In the present study, the same brackets with closed and open slides (with elastomeric ligatures) were used to eliminate the influence of bracket design (e.g., slot height, slot width, and slot depth) in comparing the ligation systems. Every other variable affecting binding should be eliminated before this type of comparison.

To date, there is no scientific evidence demonstrating that self-ligating brackets are more efficient or effective than conventional ligation brackets in treating malocclusions.27 However, this in vitro study model demonstrated that when low-stiffness wires are used, self-ligating brackets show less RS than conventional ligation brackets.
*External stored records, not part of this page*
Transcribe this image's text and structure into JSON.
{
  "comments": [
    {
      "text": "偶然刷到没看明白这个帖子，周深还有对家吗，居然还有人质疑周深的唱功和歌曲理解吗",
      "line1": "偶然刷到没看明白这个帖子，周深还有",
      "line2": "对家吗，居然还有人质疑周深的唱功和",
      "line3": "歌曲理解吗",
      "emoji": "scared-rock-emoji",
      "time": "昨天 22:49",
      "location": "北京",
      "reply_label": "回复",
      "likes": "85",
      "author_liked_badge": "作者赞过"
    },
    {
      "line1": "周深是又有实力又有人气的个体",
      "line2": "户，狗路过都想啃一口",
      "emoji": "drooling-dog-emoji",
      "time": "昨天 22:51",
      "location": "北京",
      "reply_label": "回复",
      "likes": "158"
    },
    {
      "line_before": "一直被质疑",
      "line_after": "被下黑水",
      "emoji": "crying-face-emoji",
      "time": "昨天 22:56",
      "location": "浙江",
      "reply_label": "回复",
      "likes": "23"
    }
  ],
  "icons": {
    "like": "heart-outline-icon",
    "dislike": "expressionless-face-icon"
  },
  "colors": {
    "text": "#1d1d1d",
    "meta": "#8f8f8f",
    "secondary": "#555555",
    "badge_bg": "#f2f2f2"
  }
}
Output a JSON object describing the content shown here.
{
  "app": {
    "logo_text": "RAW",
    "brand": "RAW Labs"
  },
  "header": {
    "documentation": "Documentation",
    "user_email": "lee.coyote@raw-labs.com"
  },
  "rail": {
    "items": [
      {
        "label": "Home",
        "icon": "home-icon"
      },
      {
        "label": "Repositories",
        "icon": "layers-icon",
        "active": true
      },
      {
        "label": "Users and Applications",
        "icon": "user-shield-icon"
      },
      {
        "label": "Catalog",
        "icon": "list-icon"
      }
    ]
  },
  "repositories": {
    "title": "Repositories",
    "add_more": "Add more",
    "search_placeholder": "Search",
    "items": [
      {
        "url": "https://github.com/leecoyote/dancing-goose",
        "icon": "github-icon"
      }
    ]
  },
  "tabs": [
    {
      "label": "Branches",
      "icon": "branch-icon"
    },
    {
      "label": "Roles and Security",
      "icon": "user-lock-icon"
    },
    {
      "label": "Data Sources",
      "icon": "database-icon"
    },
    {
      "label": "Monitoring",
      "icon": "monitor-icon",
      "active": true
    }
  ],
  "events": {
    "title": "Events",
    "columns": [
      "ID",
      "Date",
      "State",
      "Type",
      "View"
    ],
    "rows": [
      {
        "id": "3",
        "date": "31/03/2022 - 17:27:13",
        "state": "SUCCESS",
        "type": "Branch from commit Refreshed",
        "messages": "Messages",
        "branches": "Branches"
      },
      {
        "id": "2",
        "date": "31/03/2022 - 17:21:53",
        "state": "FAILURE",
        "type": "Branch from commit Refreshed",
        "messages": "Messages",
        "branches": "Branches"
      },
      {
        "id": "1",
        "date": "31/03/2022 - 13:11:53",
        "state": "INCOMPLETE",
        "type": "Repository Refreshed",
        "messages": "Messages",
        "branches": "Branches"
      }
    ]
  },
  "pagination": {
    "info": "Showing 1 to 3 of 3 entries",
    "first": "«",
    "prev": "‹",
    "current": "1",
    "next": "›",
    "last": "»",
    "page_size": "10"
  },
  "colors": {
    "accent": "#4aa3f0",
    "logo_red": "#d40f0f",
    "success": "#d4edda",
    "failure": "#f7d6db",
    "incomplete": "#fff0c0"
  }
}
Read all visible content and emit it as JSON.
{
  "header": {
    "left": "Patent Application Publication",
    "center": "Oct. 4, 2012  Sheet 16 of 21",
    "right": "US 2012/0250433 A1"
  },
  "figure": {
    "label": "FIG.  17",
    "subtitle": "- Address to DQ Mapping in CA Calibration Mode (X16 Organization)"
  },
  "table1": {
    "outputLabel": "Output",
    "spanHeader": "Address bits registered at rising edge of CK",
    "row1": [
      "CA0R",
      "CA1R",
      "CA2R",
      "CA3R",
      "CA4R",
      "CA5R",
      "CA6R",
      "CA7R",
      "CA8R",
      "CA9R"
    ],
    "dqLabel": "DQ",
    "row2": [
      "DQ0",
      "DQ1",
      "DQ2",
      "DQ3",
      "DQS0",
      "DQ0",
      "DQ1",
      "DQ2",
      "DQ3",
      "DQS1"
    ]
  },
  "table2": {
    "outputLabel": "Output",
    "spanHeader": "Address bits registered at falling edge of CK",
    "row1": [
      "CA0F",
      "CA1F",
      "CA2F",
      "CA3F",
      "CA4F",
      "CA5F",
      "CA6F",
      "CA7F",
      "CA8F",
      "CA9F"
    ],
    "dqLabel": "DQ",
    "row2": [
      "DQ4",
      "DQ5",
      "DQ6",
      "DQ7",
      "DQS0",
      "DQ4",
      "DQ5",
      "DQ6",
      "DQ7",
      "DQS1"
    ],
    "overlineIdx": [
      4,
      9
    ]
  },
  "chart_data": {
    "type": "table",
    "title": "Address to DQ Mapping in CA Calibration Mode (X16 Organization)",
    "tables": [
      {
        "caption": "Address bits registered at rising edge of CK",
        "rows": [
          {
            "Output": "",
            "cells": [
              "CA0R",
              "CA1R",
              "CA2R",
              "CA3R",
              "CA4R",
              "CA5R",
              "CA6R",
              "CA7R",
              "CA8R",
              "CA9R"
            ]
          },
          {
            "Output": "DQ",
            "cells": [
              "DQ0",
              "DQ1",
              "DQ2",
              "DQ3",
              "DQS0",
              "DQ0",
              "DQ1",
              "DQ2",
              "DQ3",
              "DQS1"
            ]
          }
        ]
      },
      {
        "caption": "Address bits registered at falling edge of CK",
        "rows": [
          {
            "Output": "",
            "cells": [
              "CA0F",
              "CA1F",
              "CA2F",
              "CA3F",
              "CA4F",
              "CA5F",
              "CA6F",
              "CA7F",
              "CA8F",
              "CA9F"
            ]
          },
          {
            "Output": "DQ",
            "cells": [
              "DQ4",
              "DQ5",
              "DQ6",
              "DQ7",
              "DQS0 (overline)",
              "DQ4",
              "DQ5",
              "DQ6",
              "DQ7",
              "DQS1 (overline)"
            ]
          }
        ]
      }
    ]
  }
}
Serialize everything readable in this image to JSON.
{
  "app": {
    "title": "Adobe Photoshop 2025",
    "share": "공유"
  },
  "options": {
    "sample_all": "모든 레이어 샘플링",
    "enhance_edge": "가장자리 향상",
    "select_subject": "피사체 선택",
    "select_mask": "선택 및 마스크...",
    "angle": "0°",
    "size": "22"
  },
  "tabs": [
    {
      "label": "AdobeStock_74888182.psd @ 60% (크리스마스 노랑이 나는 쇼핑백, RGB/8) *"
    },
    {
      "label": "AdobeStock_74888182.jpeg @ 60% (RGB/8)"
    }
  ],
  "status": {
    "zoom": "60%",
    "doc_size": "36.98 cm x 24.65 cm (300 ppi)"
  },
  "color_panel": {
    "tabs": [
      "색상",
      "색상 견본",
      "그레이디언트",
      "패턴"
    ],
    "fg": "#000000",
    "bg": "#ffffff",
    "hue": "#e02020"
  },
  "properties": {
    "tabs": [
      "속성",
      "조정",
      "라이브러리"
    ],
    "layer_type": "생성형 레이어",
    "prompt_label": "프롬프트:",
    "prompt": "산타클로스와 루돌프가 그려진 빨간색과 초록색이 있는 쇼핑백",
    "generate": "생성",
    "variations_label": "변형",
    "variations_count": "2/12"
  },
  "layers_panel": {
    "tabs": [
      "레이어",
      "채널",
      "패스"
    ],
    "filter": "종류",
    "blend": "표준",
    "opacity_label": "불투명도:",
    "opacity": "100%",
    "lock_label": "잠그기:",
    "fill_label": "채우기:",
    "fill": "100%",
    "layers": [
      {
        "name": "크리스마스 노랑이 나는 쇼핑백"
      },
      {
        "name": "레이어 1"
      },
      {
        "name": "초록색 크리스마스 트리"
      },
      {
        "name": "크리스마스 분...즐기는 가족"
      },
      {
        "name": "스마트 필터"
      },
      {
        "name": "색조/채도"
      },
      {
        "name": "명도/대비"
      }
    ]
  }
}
Reduction in RS could lead to improved standardization of the forces applied by fixed appliances.

Despite these results, in vitro experimental models cannot exactly emulate in vivo conditions, in which additional environmental variables affect RS (e.g., moisture, force of mastication, host response of the periodontal ligament and alveolar bone28).

Orthodontic movement is a series of short steps rather than a smooth continuous motion,29 causing predominantly static friction as opposed to kinetic friction in opposing tooth movements.30 Although the results of this study are relative to the sum of static and kinetic friction, they can be considered in qualitative comparison between ligation systems. Well-designed randomized controlled clinical trials could provide further clinical evidence regarding the effect of ligation system on RS.

CONCLUSION

The RS increased significantly as the bracket angulations increased in both the self-ligating and conventional ligation bracket systems (p < 0.0001). The RS values recorded in the conventional ligation system were significantly higher than those in the self-ligating system at every tested angulation (p < 0.0001). In the conventional ligation system, no significant differences (p > 0.05) in RS were found in the 7° - 10°, 7° - 13°, and 10° - 13° settings. The reason for this stagnancy could be that the ligation forces inhibited the binding forces.